Baik berstatus sebagai hetairai atau
wanita biasa, laki-laki tetap memandang wanita sebagai komoditas.[1]
Romawi
memiliki slogan ‘Ikat mereka dan jangan dilepas’ untuk wanita. Slogan yang menandakan
penindasan terhadap wanita marak terjadi di Romawi. Suami boleh mengatur istri
semaunya dan berhak pula membunuh istri tanpa gugatan hukum. Mandi bersama
antara laki-laki dan wanita adalah hal yang biasa. Lebih dari itu, ada sebuah
kontes yang dinamakan “Fakuaro”, dimana aurat wanita Romawi dipertontonkan.[2] Dalam
peradaban Romawi, wanita berada dalam kekuasaan ayahnya. Sedangkan setelah
menikah, maka kekuasaannya jatuh ke tangan suaminya. Tentunya sebuah kekuasaan yang
bukan diwarnai dengan pengayoman dan kondisi ini berlangsung hingga abad ke-6 M.(Ali
Yafi, 1995) Bahkan dalam tradisi Romawi, wanita dianggap tidak ada dan tidak diperhitungkan
dalam solusi pelbagai masalah kehidupan. Hal tersebut muncul, karena perempuan
dianggap lebih rendah dari pada laki-laki.[3]
Dahulu
di India, istri juga harus melayani ayah dari suaminya, karena wanita dianggap
barang milik laki-laki. Pun kepada anak-anaknya, dia harus tunduk. Wanita India
dijadikan permainan nafsu kebinatangan belaka seiring dengan pandangan hubungan
seks antara seorang laki-laki dan wanita adalah sesuatu yang menjijikkan dan
zalim walaupun hubungan tersebut sah atau tidak.(Abul A’la Al-Maududi, 1994). Wanita
India dianggap sebagai sumber kesalahan serta penyebab kemunduran akhlak dan
mental, sehingga wanita tidak memperoleh hak-hak seperti dalam pemerintahan,
warisan, bahkan hidup. Di hari kematian suaminya, istri harus ikut mati salah
satunya dengan cara dibakar hidup-hidup bersama suaminya dalam satu tempat
pembakaran.[4]
Al-Bukhari
menceritakan, bahwa pada masa Arab Jahiliyah bila seorang suami meninggal
dunia, maka anak laki-lakinya mempunyai hak penuh atas ibu mereka. Seorang
anaknya diperbolehkan untuk menikahi ibunya, bila beliau rela. Dapat juga wanita
tersebut dinikahkan dengan laki-laki lain. Tetapi bukan tanpa hambatan, selalu
ada upaya untuk mencegah wanita tersebut menikah lagi. Salah satunya wanita
harus membayar sejumlah uang, bila ia hendak menikah lagi.(Said Abdullah, 1994)

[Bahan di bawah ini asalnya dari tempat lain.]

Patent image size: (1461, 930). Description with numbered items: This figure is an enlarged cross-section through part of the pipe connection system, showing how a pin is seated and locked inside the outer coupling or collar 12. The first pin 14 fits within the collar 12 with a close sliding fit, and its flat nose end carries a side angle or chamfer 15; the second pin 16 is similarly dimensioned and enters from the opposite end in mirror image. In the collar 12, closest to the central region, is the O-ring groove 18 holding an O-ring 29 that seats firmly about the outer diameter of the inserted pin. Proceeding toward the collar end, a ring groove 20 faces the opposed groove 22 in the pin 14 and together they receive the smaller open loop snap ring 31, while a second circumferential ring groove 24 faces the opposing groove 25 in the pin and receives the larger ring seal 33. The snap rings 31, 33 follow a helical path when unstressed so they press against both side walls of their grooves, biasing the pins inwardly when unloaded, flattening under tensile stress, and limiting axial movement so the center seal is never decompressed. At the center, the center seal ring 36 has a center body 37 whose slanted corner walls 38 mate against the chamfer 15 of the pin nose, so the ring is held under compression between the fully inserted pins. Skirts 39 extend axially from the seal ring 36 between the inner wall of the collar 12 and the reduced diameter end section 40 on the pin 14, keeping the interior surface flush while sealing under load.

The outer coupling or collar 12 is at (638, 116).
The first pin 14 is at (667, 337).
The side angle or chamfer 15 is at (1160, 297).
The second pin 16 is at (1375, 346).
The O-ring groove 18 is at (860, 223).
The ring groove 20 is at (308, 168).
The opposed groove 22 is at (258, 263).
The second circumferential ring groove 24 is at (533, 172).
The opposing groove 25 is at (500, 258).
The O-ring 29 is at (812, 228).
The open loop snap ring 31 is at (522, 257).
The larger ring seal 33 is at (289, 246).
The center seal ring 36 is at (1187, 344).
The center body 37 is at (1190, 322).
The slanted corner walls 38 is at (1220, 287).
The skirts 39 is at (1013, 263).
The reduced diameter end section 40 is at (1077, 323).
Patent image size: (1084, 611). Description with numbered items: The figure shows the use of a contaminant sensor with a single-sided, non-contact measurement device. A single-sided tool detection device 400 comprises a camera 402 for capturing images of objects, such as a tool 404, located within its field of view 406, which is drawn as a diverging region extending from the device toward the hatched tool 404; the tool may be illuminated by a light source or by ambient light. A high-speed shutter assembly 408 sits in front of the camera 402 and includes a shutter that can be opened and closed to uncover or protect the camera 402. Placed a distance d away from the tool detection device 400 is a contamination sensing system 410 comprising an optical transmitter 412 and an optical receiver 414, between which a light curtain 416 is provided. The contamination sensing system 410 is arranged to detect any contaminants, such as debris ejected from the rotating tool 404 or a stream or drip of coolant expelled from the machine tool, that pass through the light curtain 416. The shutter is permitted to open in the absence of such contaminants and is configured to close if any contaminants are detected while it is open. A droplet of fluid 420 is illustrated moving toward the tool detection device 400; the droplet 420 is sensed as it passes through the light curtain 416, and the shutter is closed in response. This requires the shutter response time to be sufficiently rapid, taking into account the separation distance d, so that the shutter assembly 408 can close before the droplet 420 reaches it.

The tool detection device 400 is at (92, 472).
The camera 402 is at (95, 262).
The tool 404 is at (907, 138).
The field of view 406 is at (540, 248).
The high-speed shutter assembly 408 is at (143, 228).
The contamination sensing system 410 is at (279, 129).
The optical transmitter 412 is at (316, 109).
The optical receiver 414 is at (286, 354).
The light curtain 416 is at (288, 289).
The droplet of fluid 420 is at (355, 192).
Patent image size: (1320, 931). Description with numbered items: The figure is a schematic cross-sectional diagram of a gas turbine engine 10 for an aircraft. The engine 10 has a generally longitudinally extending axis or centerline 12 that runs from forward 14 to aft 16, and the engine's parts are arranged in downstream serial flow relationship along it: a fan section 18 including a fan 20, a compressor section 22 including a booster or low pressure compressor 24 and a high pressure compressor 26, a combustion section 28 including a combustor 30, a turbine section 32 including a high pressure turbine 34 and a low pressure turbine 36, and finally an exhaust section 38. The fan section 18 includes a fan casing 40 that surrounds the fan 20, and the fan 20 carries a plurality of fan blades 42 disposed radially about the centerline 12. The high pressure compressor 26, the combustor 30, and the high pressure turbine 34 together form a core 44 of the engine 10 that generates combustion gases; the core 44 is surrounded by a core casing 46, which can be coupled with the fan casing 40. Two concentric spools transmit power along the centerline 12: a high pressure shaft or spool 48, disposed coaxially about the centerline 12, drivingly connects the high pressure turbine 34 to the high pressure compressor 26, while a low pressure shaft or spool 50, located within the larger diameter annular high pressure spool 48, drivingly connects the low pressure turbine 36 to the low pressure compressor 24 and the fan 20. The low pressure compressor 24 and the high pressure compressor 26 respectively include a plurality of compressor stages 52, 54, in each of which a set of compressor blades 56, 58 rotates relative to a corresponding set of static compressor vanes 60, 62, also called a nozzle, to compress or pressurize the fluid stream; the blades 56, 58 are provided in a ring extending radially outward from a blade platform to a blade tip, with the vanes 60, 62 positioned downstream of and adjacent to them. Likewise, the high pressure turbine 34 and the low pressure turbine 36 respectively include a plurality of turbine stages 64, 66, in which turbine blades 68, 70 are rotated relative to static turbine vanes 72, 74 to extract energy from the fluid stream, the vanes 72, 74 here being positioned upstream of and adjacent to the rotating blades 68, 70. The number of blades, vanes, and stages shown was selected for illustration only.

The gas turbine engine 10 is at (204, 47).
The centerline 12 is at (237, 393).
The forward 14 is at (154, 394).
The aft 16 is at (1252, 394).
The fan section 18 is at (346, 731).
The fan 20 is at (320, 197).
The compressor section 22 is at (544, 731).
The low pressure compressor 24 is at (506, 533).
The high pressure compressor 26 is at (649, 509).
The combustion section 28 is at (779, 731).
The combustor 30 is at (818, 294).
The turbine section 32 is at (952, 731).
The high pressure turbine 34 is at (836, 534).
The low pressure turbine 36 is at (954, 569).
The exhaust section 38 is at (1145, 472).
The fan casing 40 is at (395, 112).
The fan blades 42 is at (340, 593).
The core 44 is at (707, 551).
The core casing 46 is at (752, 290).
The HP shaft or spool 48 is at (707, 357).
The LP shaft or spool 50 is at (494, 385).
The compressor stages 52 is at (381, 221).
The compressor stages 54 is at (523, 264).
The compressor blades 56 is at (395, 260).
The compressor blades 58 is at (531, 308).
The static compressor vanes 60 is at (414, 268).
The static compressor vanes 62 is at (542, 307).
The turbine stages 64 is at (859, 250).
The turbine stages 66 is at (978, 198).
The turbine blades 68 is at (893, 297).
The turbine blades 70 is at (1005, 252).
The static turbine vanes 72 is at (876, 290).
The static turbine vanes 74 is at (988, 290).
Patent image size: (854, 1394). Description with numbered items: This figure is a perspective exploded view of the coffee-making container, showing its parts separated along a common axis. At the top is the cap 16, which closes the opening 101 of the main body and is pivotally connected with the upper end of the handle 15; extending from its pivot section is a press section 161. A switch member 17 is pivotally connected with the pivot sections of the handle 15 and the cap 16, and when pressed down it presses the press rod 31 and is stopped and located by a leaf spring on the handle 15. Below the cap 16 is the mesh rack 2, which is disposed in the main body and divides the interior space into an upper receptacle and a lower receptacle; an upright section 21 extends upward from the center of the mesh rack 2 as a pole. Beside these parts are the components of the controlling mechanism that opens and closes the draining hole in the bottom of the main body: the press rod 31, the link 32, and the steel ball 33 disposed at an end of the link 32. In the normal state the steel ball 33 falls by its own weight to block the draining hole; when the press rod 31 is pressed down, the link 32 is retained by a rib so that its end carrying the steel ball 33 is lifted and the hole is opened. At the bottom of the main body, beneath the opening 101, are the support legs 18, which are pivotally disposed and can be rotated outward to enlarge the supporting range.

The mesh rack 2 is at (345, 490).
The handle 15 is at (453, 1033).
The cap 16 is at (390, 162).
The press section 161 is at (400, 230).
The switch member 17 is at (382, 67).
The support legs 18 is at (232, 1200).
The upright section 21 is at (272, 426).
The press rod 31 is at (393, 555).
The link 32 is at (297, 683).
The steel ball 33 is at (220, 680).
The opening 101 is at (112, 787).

Perempuan pada masa jahiliyah memang berada pada level kerendahan. Mereka
menjadi simbol keterbelakangan dan kehinaan. Hidup mereka layaknya sampah dan
kotoran. Wanita dapat diwariskan sebagai sisa harta warisan dan tidak memiliki
hak untuk menerima warisan kerabatnya. Suami memiliki hak untuk menikah dengan
wanita manapun tanpa batasan dan keterikatan.(Imarah Muhammad, 2005)
Itulah
sebagian kisah wanita di masa pra Islam. Tampak bahwa dunia seakan kejam memperlakukan
wanita. Pada masa awal Islam datang hingga masa kini, bagaimanakah nasib kaum
wanita? Apakah nasibnya membaik atau sama saja atau malah lebih buruk dibanding
masa pra Islam? Yang jelas, bila kita menyimak sajian berita dari portal atau
media baik daring maupun cetak, persoalan nasib kaum wanita masih ada dan terus
diperbincangkan. Merespon hal tersebut, muncullah lembaga atau komunitas atau
entitas sejenis yang berfokus pada isu-isu wanita. Dalam pergerakan mereka disuarakan
beberapa istilah kunci seperti hak wanita, keadilan, sejahtera, beradab, dan
lainnya. Pertanyaannya, apakah istilah-istilah tersebut dengan makna sejatinya
telah menjadi nafas pergerakan mereka atau hanya menjadi medium bagi pelanggengan
spekulasi filosofis dan nafsu? Kita akan cermati itu melalui rangkaian
peristiwa dalam sejarah yang meliputi pelbagai bidang dimana istilah-istilah tersebut
telah lama diperjuangkan dan dikukuhkan maknanya, sehingga rute dan tujuan
wanita hadir di dunia ini menjadi jelas, karena berpegang pada kebenaran dan
hakikatnya.
‘Abdul
Halim Abu Syuqqah lewat karyanya Tahrir al-Mar`ah fi ‘Ashr al-Risalah
telah melakukan kajian komprehensif tentang keterlibatan kaum wanita dalam
aktivitas politik di masa awal Islam. Menurut Abu Syuqqah, bai’at kaum wanita
kepada Rasulullah Saw. pada masa itu memiliki beberapa makna,
diantaranya kemandirian pribadi wanita (artinya mereka bukan hanya pengikut
laki-laki, tapi mereka juga boleh berbai’ait secara langsung kepada Nabi Saw.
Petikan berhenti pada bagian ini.